Trying to score good mortgage rates is like playing soccer: There's strategy involved, and you're probably going to break a sweat.
Your credit score plays a major role in the mortgage rate you end up with, and there are steps you can take to ensure you're putting your best foot forward when you go out chasing low mortgage rates.
Check your credit reports. It's a good idea to check your credit reports from the three major credit reporting agencies, which you can do for free at AnnualCreditReport.com. You'll want to do this up to a year before you buy your home.
Scour the reports and be sure to dispute any errors you find. You can do this easily by going to the website of the credit reporting agency in question. The three major agencies are Experian, Equifax and TransUnion.
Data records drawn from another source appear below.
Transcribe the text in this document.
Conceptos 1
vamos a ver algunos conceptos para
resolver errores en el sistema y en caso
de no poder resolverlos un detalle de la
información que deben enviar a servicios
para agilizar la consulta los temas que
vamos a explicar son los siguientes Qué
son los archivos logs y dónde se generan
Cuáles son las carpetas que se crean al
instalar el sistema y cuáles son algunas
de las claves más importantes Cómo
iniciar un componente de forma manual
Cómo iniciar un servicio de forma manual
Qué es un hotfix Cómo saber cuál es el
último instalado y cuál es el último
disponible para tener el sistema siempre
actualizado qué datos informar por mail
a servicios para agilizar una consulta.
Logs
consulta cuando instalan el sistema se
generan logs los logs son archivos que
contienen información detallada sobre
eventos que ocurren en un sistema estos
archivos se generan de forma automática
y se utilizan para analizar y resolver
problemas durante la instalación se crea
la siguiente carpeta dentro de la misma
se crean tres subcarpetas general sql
Don't appear "credit hungry." Avoid seeking new credit while you are home shopping. Seeking auto financing or applying for new credit cards can temporarily bring down your credit score, affecting your mortgage rate offers. Post continues after video.
Mind your credit card balances. The amount of money you owe on your credit cards versus your available credit plays a major role in your credit score. In fact, 30% of your FICO credit score is dedicated to your current credit use. (Estimate your credit score for free.)
Creditors like to see you aren't using all of your available credit. And the good news is your available credit is assessed by credit reporters as much as every month. So if you pay down your balances now, you'll likely see an improvement in your credit score very soon. (How long will it take to pay off your credit cards? Try MSN Money's calculator.)
Mortgage rates remain relatively low, and one of the most painless ways to snag an attractive rate is by simply having good credit. Follow these steps and you could be well on your way to enjoying the low rate of your dreams.